The molecular basis of nuclear genetic code change in ciliates.

Abstract

The nuclear genetic code has changed in several lineages of ciliates. These changes, UAR to glutamine and UGA to cysteine, imply that eukaryotic release factor 1 (eRF1), the protein that recognizes stop codons and terminates translation, changes specificity. Here we test whether changes in eRF1 drive genetic code evolution. Database sequence analysis reveals numerous genetic code alterations in ciliates, including UGA --> tryptophan in Blepharisma americanum and the distantly related Colpoda. We sequenced eRF1 from four ciliates: B. americanum, a heterotrich that independently derived the same eRF1 specificity as Euplotes, and three spirotrichs, Stylonychia lemnae, S. mytilus, and Oxytricha trifallax, that independently derived the same genetic code as Tetrahymena (UAR --> glutamine).
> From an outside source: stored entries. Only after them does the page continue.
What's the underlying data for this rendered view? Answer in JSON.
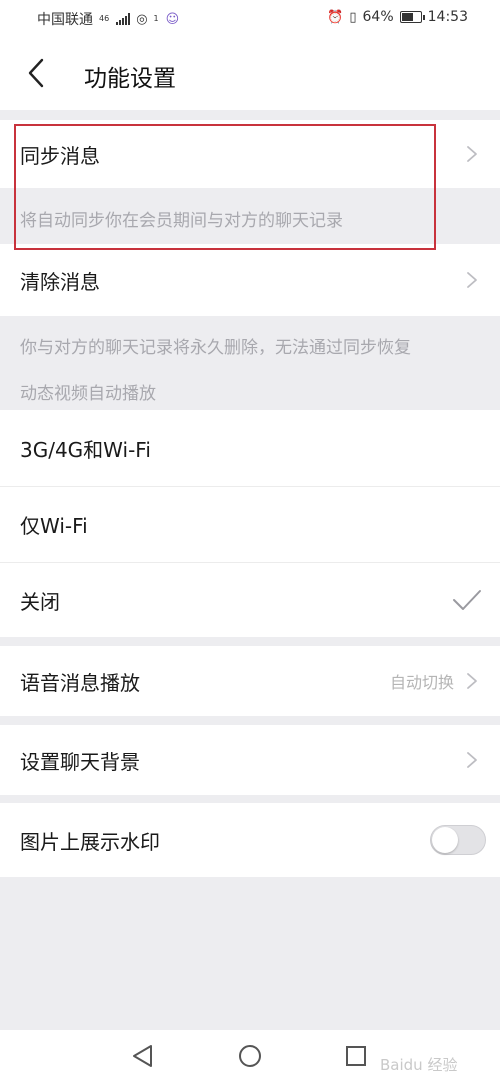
{
  "status_bar": {
    "carrier": "中国联通",
    "network_tag": "46",
    "hotspot_count": "1",
    "battery_percent": "64%",
    "battery_level": 0.64,
    "time": "14:53"
  },
  "header": {
    "title": "功能设置"
  },
  "sync": {
    "label": "同步消息",
    "desc": "将自动同步你在会员期间与对方的聊天记录"
  },
  "clear": {
    "label": "清除消息",
    "desc_line1": "你与对方的聊天记录将永久删除，无法通过同步恢复",
    "desc_line2": "动态视频自动播放"
  },
  "autoplay_options": [
    {
      "label": "3G/4G和Wi-Fi",
      "selected": false
    },
    {
      "label": "仅Wi-Fi",
      "selected": false
    },
    {
      "label": "关闭",
      "selected": true
    }
  ],
  "voice": {
    "label": "语音消息播放",
    "value": "自动切换"
  },
  "background": {
    "label": "设置聊天背景"
  },
  "watermark_setting": {
    "label": "图片上展示水印",
    "enabled": false
  },
  "colors": {
    "highlight_border": "#c8323c",
    "page_bg": "#ededf0",
    "secondary_text": "#a8a8ae"
  },
  "nav_watermark": "Baidu 经验"
}
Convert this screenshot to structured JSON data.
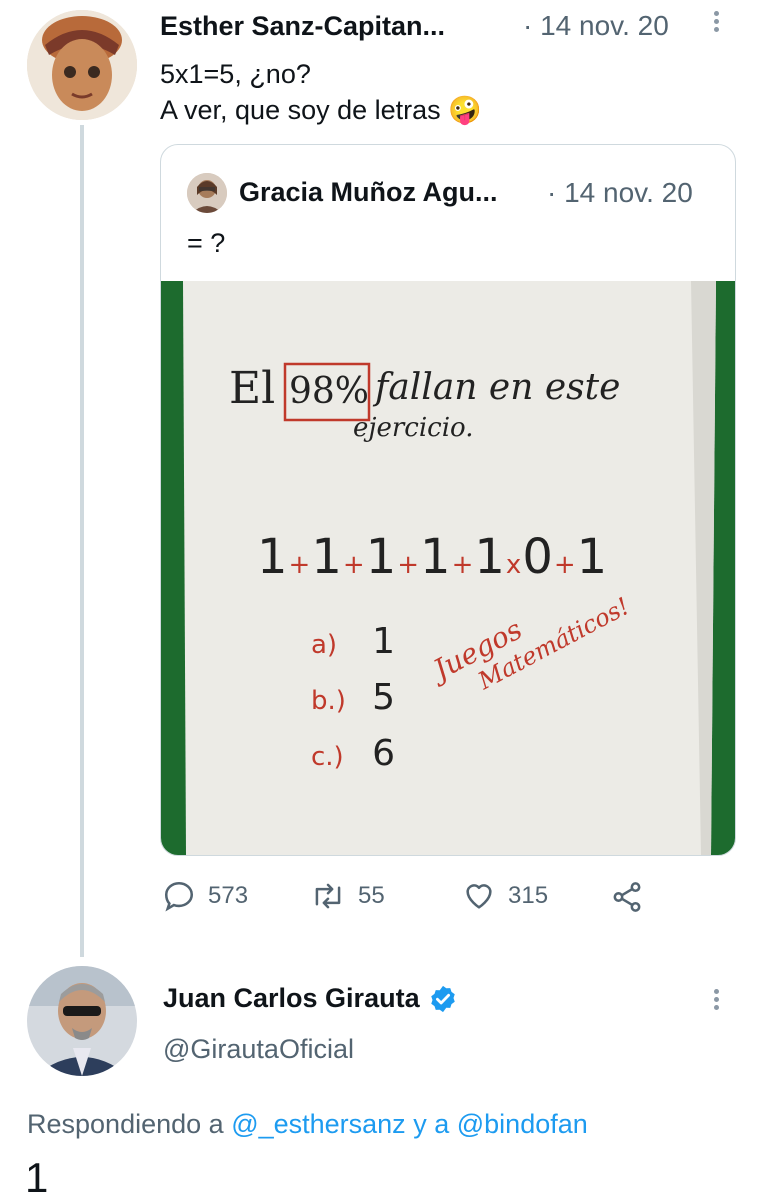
{
  "tweet": {
    "author_name": "Esther Sanz-Capitan...",
    "date": "· 14 nov. 20",
    "text_line1": "5x1=5, ¿no?",
    "text_line2": "A ver, que soy de letras",
    "emoji": "🤪"
  },
  "quoted": {
    "author_name": "Gracia Muñoz Agu...",
    "date": "· 14 nov. 20",
    "text": "= ?",
    "image": {
      "line1_a": "El",
      "line1_b": "98%",
      "line1_c": "fallan en este",
      "line2": "ejercicio.",
      "equation": [
        "1",
        "+",
        "1",
        "+",
        "1",
        "+",
        "1",
        "+",
        "1",
        "x",
        "0",
        "+",
        "1"
      ],
      "options": [
        {
          "label": "a)",
          "value": "1"
        },
        {
          "label": "b.)",
          "value": "5"
        },
        {
          "label": "c.)",
          "value": "6"
        }
      ],
      "note_line1": "Juegos",
      "note_line2": "Matemáticos!"
    }
  },
  "actions": {
    "replies": "573",
    "retweets": "55",
    "likes": "315"
  },
  "reply": {
    "author_name": "Juan Carlos Girauta",
    "handle": "@GirautaOficial",
    "replying_prefix": "Respondiendo a",
    "mention1": "@_esthersanz",
    "connector": "y a",
    "mention2": "@bindofan",
    "text": "1"
  },
  "colors": {
    "accent": "#1d9bf0",
    "text_grey": "#536471",
    "marker_red": "#c0392b",
    "paper": "#ecebe6",
    "board_green": "#1d6b2e"
  }
}
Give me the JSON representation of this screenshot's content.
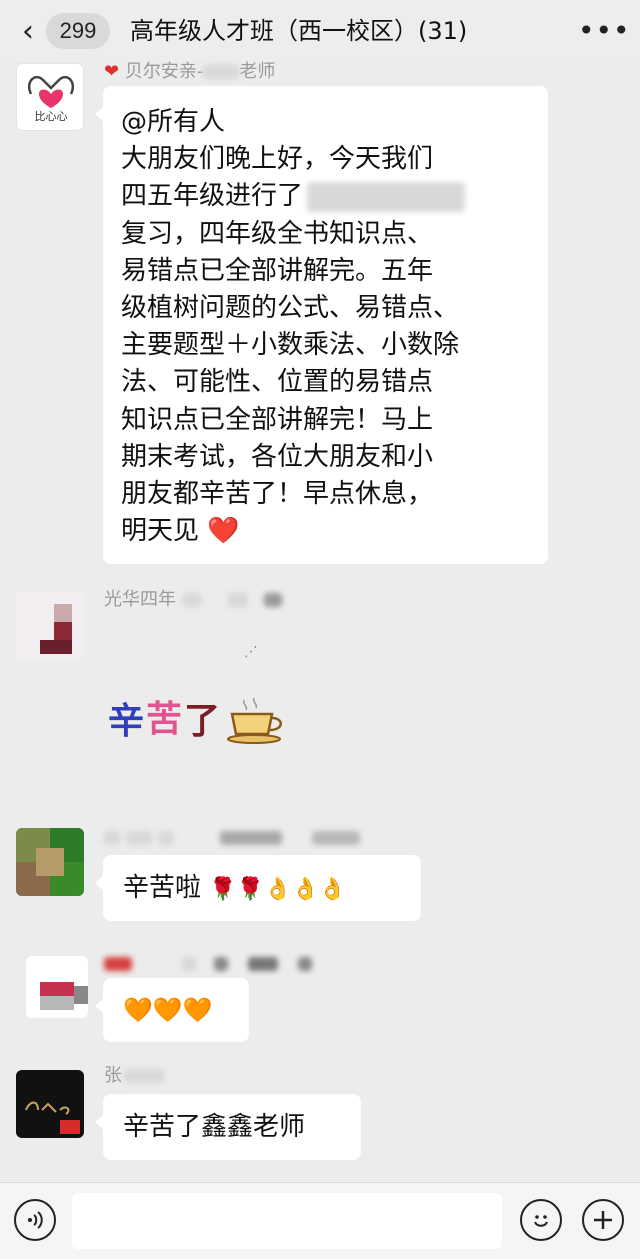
{
  "header": {
    "back_icon": "chevron-left-icon",
    "unread_count": "299",
    "title": "高年级人才班（西一校区）(31)",
    "more_icon": "more-dots-icon"
  },
  "messages": [
    {
      "sender": "贝尔安亲-",
      "sender_suffix": "老师",
      "avatar_label": "比心心",
      "lines": [
        "@所有人",
        "大朋友们晚上好，今天我们",
        "四五年级进行了",
        "复习，四年级全书知识点、",
        "易错点已全部讲解完。五年",
        "级植树问题的公式、易错点、",
        "主要题型＋小数乘法、小数除",
        "法、可能性、位置的易错点",
        "知识点已全部讲解完！马上",
        "期末考试，各位大朋友和小",
        "朋友都辛苦了！早点休息，",
        "明天见"
      ],
      "trailing_emoji": "❤️"
    },
    {
      "sender": "光华四年",
      "sticker_text": [
        "辛",
        "苦",
        "了"
      ],
      "sticker_icon": "coffee-cup-icon"
    },
    {
      "text": "辛苦啦",
      "emoji": "🌹🌹👌👌👌"
    },
    {
      "emoji": "🧡🧡🧡"
    },
    {
      "sender": "张",
      "text": "辛苦了鑫鑫老师"
    }
  ],
  "input_bar": {
    "voice_icon": "voice-icon",
    "emoji_icon": "emoji-icon",
    "plus_icon": "plus-icon",
    "input_placeholder": ""
  },
  "colors": {
    "background": "#ececec",
    "bubble": "#ffffff",
    "heart": "#e0322d",
    "sender_text": "#9a9a9a"
  }
}
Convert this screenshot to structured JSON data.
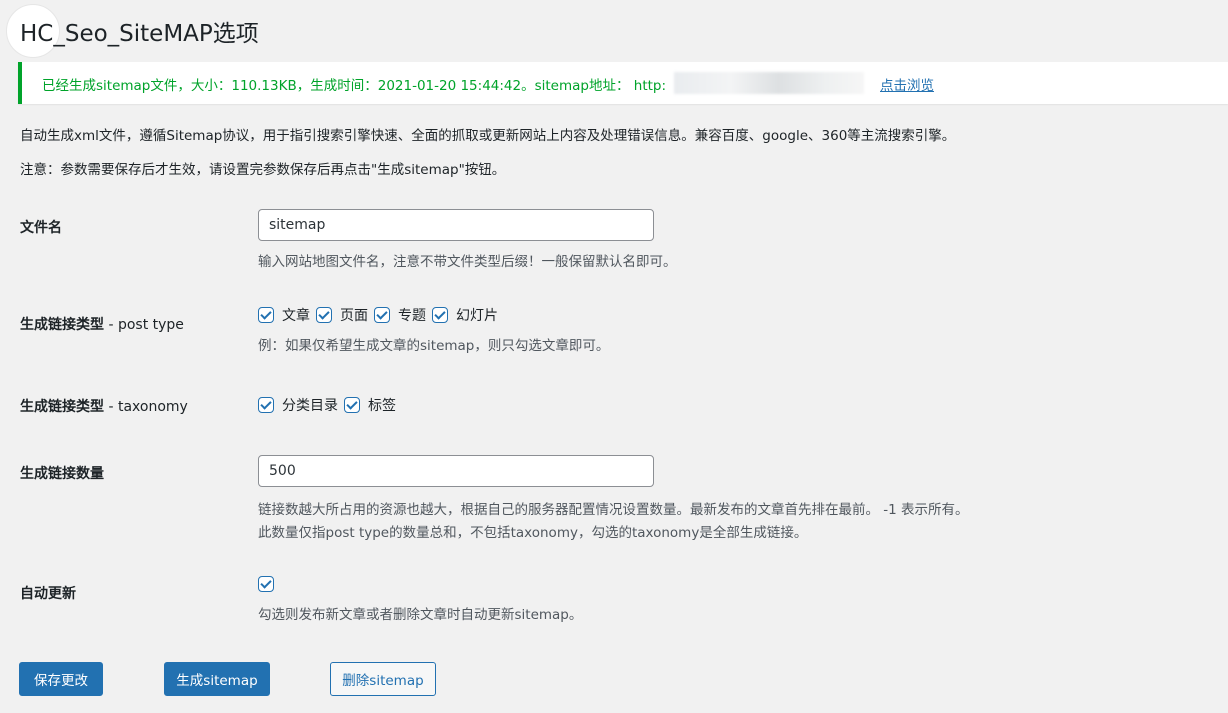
{
  "header": {
    "title": "HC_Seo_SiteMAP选项"
  },
  "notice": {
    "text": "已经生成sitemap文件，大小：110.13KB，生成时间：2021-01-20 15:44:42。sitemap地址： http:",
    "link_label": "点击浏览"
  },
  "intro": {
    "line1": "自动生成xml文件，遵循Sitemap协议，用于指引搜索引擎快速、全面的抓取或更新网站上内容及处理错误信息。兼容百度、google、360等主流搜索引擎。",
    "line2": "注意：参数需要保存后才生效，请设置完参数保存后再点击\"生成sitemap\"按钮。"
  },
  "fields": {
    "filename": {
      "label": "文件名",
      "value": "sitemap",
      "help": "输入网站地图文件名，注意不带文件类型后缀！一般保留默认名即可。"
    },
    "post_type": {
      "label_strong": "生成链接类型",
      "label_light": " - post type",
      "options": [
        "文章",
        "页面",
        "专题",
        "幻灯片"
      ],
      "help": "例：如果仅希望生成文章的sitemap，则只勾选文章即可。"
    },
    "taxonomy": {
      "label_strong": "生成链接类型",
      "label_light": " - taxonomy",
      "options": [
        "分类目录",
        "标签"
      ]
    },
    "count": {
      "label": "生成链接数量",
      "value": "500",
      "help1": "链接数越大所占用的资源也越大，根据自己的服务器配置情况设置数量。最新发布的文章首先排在最前。 -1 表示所有。",
      "help2": "此数量仅指post type的数量总和，不包括taxonomy，勾选的taxonomy是全部生成链接。"
    },
    "auto_update": {
      "label": "自动更新",
      "help": "勾选则发布新文章或者删除文章时自动更新sitemap。"
    }
  },
  "buttons": {
    "save": "保存更改",
    "generate": "生成sitemap",
    "delete": "删除sitemap"
  },
  "colors": {
    "accent": "#2271b1",
    "success": "#00a32a"
  }
}
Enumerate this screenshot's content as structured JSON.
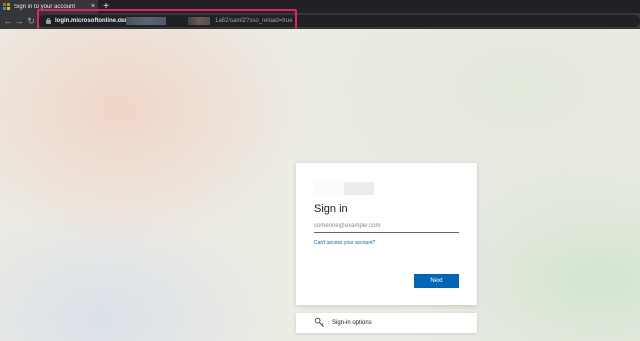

Distantly related ciliates with similar codes show characteristic changes in eRF1. We used a sliding window analysis to test associations between changes in specific eRF1 residues and changes in the genetic code. The regions of eRF1 that display convergent substitutions are identical to those identified in a recently reported nonsense suppression mutant screen in yeast. Genetic code change by stop codon reassignment is surprisingly frequent in ciliates, with UGA --> tryptophan occurring twice independently. This is the first description of this code, previously found only in bacteria and mitochondria, in a eukaryotic nuclear genome. eRF1 has evolved strikingly convergently in lineages with variant genetic codes. The strong concordance with biochemical data indicates that our methodology may be generally useful for detecting molecular determinants of biochemical changes in evolution.